The insurance companies then have the bare-faced audacity to stuff their own pockets with all this extra ‘bunce’ and then claim that innocent accident victims who have the temerity to claim compensation are responsible for the hike in premiums which the Office of Fair Trading (OFT) states are inflated to the tune of at least £250m per annum by the industry’s own malpractices.

Their underhand tactics have thankfully not gone completely unnoticed. The OFT has announced that it will be investigating the insurance market, despite the best efforts of a toadying government to foster the myth of a compensation culture and agree to virtually everything the Association of British Insurers (ABI) has demanded in recent years.

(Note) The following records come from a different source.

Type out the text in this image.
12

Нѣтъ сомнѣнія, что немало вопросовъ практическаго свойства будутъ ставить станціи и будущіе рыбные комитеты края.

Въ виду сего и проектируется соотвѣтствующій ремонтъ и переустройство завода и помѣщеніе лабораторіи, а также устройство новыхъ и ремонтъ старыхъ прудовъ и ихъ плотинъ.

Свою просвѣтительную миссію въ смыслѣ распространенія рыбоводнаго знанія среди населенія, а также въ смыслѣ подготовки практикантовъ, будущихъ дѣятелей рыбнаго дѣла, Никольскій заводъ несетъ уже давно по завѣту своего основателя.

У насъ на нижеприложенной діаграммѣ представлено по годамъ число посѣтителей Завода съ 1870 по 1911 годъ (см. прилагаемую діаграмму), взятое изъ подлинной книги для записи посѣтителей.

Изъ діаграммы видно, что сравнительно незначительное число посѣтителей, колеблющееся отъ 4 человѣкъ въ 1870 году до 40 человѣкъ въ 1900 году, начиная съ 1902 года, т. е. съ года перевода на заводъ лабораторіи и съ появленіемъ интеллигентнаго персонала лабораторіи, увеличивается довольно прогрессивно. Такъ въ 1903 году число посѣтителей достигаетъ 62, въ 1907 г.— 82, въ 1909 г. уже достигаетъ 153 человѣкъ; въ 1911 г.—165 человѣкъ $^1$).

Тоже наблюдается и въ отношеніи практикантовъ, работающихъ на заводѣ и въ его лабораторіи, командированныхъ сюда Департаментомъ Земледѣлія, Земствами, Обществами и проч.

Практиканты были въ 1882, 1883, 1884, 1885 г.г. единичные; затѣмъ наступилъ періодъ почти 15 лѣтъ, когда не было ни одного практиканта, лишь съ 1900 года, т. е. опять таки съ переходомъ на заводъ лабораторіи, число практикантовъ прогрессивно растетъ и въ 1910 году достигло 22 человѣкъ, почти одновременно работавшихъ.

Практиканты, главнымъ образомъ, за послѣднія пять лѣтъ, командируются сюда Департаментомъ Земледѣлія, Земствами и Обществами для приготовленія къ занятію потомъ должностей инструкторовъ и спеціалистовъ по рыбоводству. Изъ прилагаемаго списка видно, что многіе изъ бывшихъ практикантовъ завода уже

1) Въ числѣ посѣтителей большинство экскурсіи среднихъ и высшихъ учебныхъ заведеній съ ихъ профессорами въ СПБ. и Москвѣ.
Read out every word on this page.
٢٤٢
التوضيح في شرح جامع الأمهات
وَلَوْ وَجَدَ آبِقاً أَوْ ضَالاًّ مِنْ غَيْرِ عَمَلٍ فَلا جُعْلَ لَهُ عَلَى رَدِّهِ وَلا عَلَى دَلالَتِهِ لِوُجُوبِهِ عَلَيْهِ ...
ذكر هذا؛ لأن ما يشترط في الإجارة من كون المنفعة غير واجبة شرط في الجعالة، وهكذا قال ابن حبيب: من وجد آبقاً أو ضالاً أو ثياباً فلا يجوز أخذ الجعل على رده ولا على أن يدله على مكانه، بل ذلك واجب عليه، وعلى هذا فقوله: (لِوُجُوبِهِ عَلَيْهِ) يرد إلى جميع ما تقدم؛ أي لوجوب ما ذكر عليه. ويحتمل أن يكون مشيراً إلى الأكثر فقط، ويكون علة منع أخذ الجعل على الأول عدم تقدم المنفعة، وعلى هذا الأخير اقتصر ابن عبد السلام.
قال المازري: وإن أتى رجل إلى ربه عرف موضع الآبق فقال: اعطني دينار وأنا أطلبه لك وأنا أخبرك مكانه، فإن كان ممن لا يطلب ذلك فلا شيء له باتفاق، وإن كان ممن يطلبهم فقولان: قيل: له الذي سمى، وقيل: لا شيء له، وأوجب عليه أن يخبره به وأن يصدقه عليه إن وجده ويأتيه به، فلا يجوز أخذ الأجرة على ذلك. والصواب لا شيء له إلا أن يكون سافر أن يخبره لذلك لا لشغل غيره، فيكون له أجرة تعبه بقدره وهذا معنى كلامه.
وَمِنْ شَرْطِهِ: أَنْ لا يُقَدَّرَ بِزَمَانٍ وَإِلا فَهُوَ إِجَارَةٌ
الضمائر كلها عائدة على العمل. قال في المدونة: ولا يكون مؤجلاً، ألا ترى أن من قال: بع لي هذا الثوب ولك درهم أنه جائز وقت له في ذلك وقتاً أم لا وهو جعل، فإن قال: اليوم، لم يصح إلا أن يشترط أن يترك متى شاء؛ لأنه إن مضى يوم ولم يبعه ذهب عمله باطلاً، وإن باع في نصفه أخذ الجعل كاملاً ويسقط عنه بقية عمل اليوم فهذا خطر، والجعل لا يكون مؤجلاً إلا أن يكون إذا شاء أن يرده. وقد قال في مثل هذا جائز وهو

In typical weasel word fashion, as befits its modus operandi, the ABI claims that it welcomes an investigation. Aye right, we’ll see…as we live in hope.

Meanwhile, we are still waiting for the ABI to explain why its members are paying out on claims known to be fraudulent.

If a claim is known to be fraudulent why does the industry not take action to prosecute the fradusters? The conclusion must be that the insurance companies are spending a hefty chunk of our car insurance premiums on fraudulent claims. Perhaps the ABI’s Nick Starling can explain why this SCANDAL is allowed to go on unchecked.

Could it be that there are far fewer fraudulent claims than suits the ABI position and that the creation of the ‘bogeyman’ of an insurance fraudster is a very useful whipping boy when it comes to peddling lies about whiplash claims and the impact on premiums?

We will be asking the OFT to look at this matter very closely…and checking with Harry Wallop to see if he is planning to look at the government’s and the insurance industry’s perverse approach to dealing with personal injury claims.